Does anyone have any info/ experience of what is known as the Beckham Rule re tax....apparently this is a loophole allowing expats to restrict tax to a lower rate for five years. Is it still allowable? Thank you!!


----------



## extranjero (Nov 16, 2012)

If you Google Beckhams Law, tax in Spain you will get loads of info.
Wikipedia seems straightforward.
Having said that though, I still don't really understand it


----------



## xabiaxica (Jun 23, 2009)

Pippa33 said:


> Morning everyone!
> Does anyone have any info/ experience of what is known as the Beckham Rule re tax....apparently this is a loophole allowing expats to restrict tax to a lower rate for five years. Is it still allowable? Thank you!!
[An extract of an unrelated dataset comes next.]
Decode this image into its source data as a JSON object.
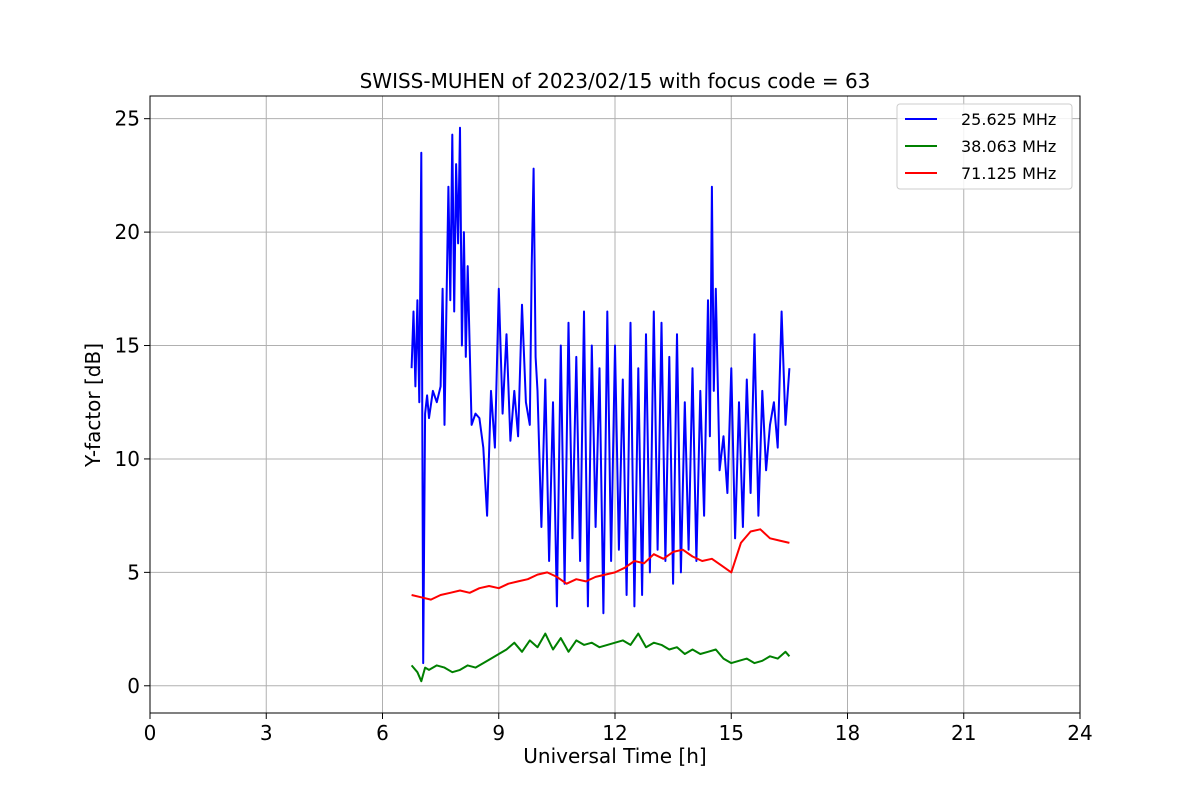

the advice on this website is usually spot on Beckham's Law survives


----------



## Pippa33 (Sep 27, 2014)

Thank you everyone....very helpful!!


----------



## JL321 (Mar 23, 2012)

I had no idea about the Beckham Law until I saw this thread. It is a potentially big difference for me (not so much in terms of total money, but more in terms of what works for me). 

It isn't clear to me what happened in June 2014 though. Was the law abolished or amended to limit its application to incomes of under EUR 600,000?

In short, I no knowing about taxes. As I consider my options regarding a move to Spain I figured out what my tax estimates were based on the standard regulations. However, if I could use the Beckham Law it could be the difference between whether I can afford to make the move or not. 

Any additional knowledge on the subject would be appreciated.


----------